Vaccine Mandates
As a handful of big, New York City-based banks began announcing vaccine mandates at least for corporate staff, Citigroup, Goldman Sachs Group and Morgan Stanley among them, I couldn’t help but wonder how community banks are handling the surge in delta variant Covid-19 infections.
New York City has high rates of vaccination. For example, in Manhattan, 68% of the population is fully vaccinated, according to the city health department. That compares to 51% for the United States overall as of Aug. 24, according to Our World in Data. Some rural areas have vaccination rates below 30%.
For now, I predict many community bankers will stick to a carrot approach, not a stick. What they must balance is the difficulty recruiting and retaining staff with another concern: that the virus could easily send home entire departments or branches.
I got on the phone this week with a level-headed pair of bank leaders: George Leis, the chief operating officer of Montecito Bank & Trust in southern California, and Noah Wilcox, the chairman and CEO of two banks, Grand Rapids State Bank in Grand Rapids, Michigan, and Minnesota Lakes Bank in Delano, Minnesota. To get a sense of the size of those banks, keep in mind that Grand Rapids Bank is the largest of Wilcox’s chartered banks and has an asset size of $280 million. Montecito has $2.2 billion.
Both bankers think their vaccination rates are high, north of 75% of staff. Still, Montecito has put off plans to reopen offices for all employees in September, sticking to a policy where only about a third of staff is on site. Although there are ongoing discussions about what to do about the delta variant, for now, the bank is asking employees to say if they’re vaccinated and to wear a mask in the office if they’re not.
Wilcox has taken a similar approach. Employees should tell human resources if they’re vaccinated. If they aren’t or don’t want to show proof, they need to wear a mask. “If we mandate vaccines, I’m not exactly sure who it is, but we’re going to lose some really key people in our organization by that one act,” Wilcox says.
It’s been a difficult balance between respecting employees’ individual choices and keeping everyone safe. The changing guidance from the Centers for Disease Control and Prevention has made it tougher. With breakthrough infections surfacing among the fully vaccinated, CDC’s latest recommendation is that everyone, even the vaccinated, wear a mask indoors in areas with substantial or high transmission rates.
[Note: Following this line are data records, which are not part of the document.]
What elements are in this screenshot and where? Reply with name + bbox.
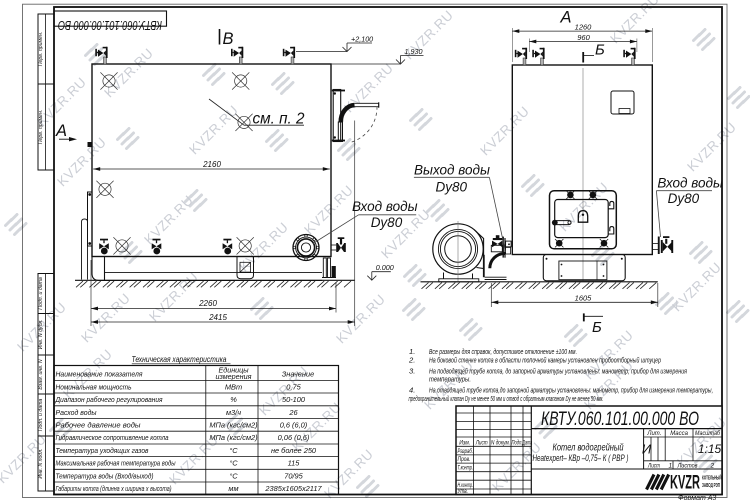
svg-text:МВт: МВт (225, 382, 242, 391)
svg-text:0.000: 0.000 (376, 263, 394, 272)
svg-text:В: В (223, 30, 234, 48)
svg-text:ЗАВОД РЭП: ЗАВОД РЭП (702, 483, 720, 489)
svg-text:2385х1605х2117: 2385х1605х2117 (264, 484, 322, 493)
svg-text:КОТЕЛЬНЫЙ: КОТЕЛЬНЫЙ (702, 474, 722, 482)
svg-text:Лист: Лист (475, 440, 488, 446)
svg-text:N докум.: N докум. (491, 440, 510, 446)
svg-text:Т.контр.: Т.контр. (458, 466, 474, 472)
svg-text:1605: 1605 (575, 293, 593, 302)
svg-text:2160: 2160 (202, 160, 221, 169)
svg-text:Вход воды: Вход воды (352, 199, 418, 214)
svg-text:Выход воды: Выход воды (414, 162, 490, 177)
svg-text:Перв. примен.: Перв. примен. (38, 32, 44, 66)
svg-text:Максимальная рабочая температу: Максимальная рабочая температура воды (56, 459, 176, 468)
svg-text:мм: мм (228, 484, 238, 493)
svg-text:см. п. 2: см. п. 2 (253, 110, 305, 127)
svg-text:115: 115 (288, 459, 301, 468)
svg-text:Температура уходящих газов: Температура уходящих газов (56, 446, 149, 455)
svg-text:Подп.: Подп. (512, 440, 523, 446)
svg-text:Лит.: Лит. (646, 431, 661, 437)
svg-text:Изм.: Изм. (459, 440, 470, 446)
svg-text:Лист: Лист (647, 462, 660, 469)
svg-text:м3/ч: м3/ч (226, 408, 241, 417)
svg-text:Масса: Масса (670, 431, 688, 437)
svg-text:+2,100: +2,100 (351, 35, 373, 44)
svg-text:Разраб.: Разраб. (458, 449, 474, 455)
svg-text:Подп. и дата: Подп. и дата (38, 399, 44, 432)
svg-text:°С: °С (229, 446, 238, 455)
svg-text:Котел водогрейный: Котел водогрейный (553, 442, 624, 454)
svg-text:А: А (55, 122, 67, 140)
svg-text:измерения: измерения (216, 372, 252, 381)
svg-text:И: И (642, 442, 652, 457)
svg-text:Взам. инв. N: Взам. инв. N (38, 359, 44, 389)
svg-text:KVZR: KVZR (670, 473, 700, 494)
svg-text:Dy80: Dy80 (371, 215, 403, 230)
svg-text:1260: 1260 (575, 23, 593, 32)
svg-text:70/95: 70/95 (284, 471, 303, 480)
svg-text:Гидравлическое сопротивление к: Гидравлическое сопротивление котла (56, 433, 169, 442)
svg-text:Температура воды (Вход/выход): Температура воды (Вход/выход) (56, 471, 154, 480)
svg-text:Dy80: Dy80 (436, 179, 468, 194)
svg-text:Подп. и дата: Подп. и дата (38, 277, 44, 310)
svg-text:Инв. N подл.: Инв. N подл. (38, 448, 44, 478)
svg-text:Б: Б (595, 42, 605, 59)
svg-text:Техническая характеристика: Техническая характеристика (132, 355, 227, 364)
svg-text:Утв.: Утв. (457, 489, 468, 495)
svg-text:2415: 2415 (208, 313, 227, 322)
svg-text:1: 1 (669, 462, 673, 469)
svg-text:960: 960 (577, 33, 590, 42)
svg-text:Dy80: Dy80 (668, 191, 700, 206)
svg-text:3.: 3. (409, 367, 415, 376)
svg-text:Н.контр.: Н.контр. (458, 483, 474, 489)
svg-text:Пров.: Пров. (458, 457, 471, 463)
svg-text:2260: 2260 (198, 299, 217, 308)
svg-text:Вход воды: Вход воды (657, 175, 723, 190)
svg-text:°С: °С (229, 471, 238, 480)
svg-text:%: % (230, 395, 237, 404)
svg-text:°С: °С (229, 459, 238, 468)
svg-text:Heatexpert– КВр –0,75– К ( РВР: Heatexpert– КВр –0,75– К ( РВР ) (533, 453, 629, 463)
svg-text:Габариты котла (длинна х ширин: Габариты котла (длинна х ширина х высота… (56, 484, 172, 493)
svg-text:26: 26 (288, 408, 298, 417)
svg-text:2.: 2. (408, 356, 415, 365)
svg-text:Рабочее давление воды: Рабочее давление воды (56, 420, 142, 429)
svg-text:КВТУ.060.101.00.000 ВО: КВТУ.060.101.00.000 ВО (58, 18, 162, 32)
svg-text:Формат А3: Формат А3 (678, 495, 716, 500)
svg-text:Расход воды: Расход воды (56, 408, 98, 417)
svg-text:Б: Б (592, 319, 602, 336)
svg-text:А: А (560, 9, 572, 27)
svg-text:1.: 1. (409, 347, 415, 356)
svg-text:Все размеры для справок, допус: Все размеры для справок, допустимое откл… (429, 347, 577, 356)
svg-text:КВТУ.060.101.00.000 ВО: КВТУ.060.101.00.000 ВО (541, 409, 699, 430)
Montecito Bank knows tragedy. It had a solid disaster preparedness plan. The bank adjusted operations when the 2018 wildfires were followed by catastrophic mudslides that killed 21.
And yet, Leis says, the pandemic seems different. “Once the mud is cleared, we return back to normal,” he says. But the pandemic “is just something that is really hard to prepare for.” It’s been a mudslide that never ends.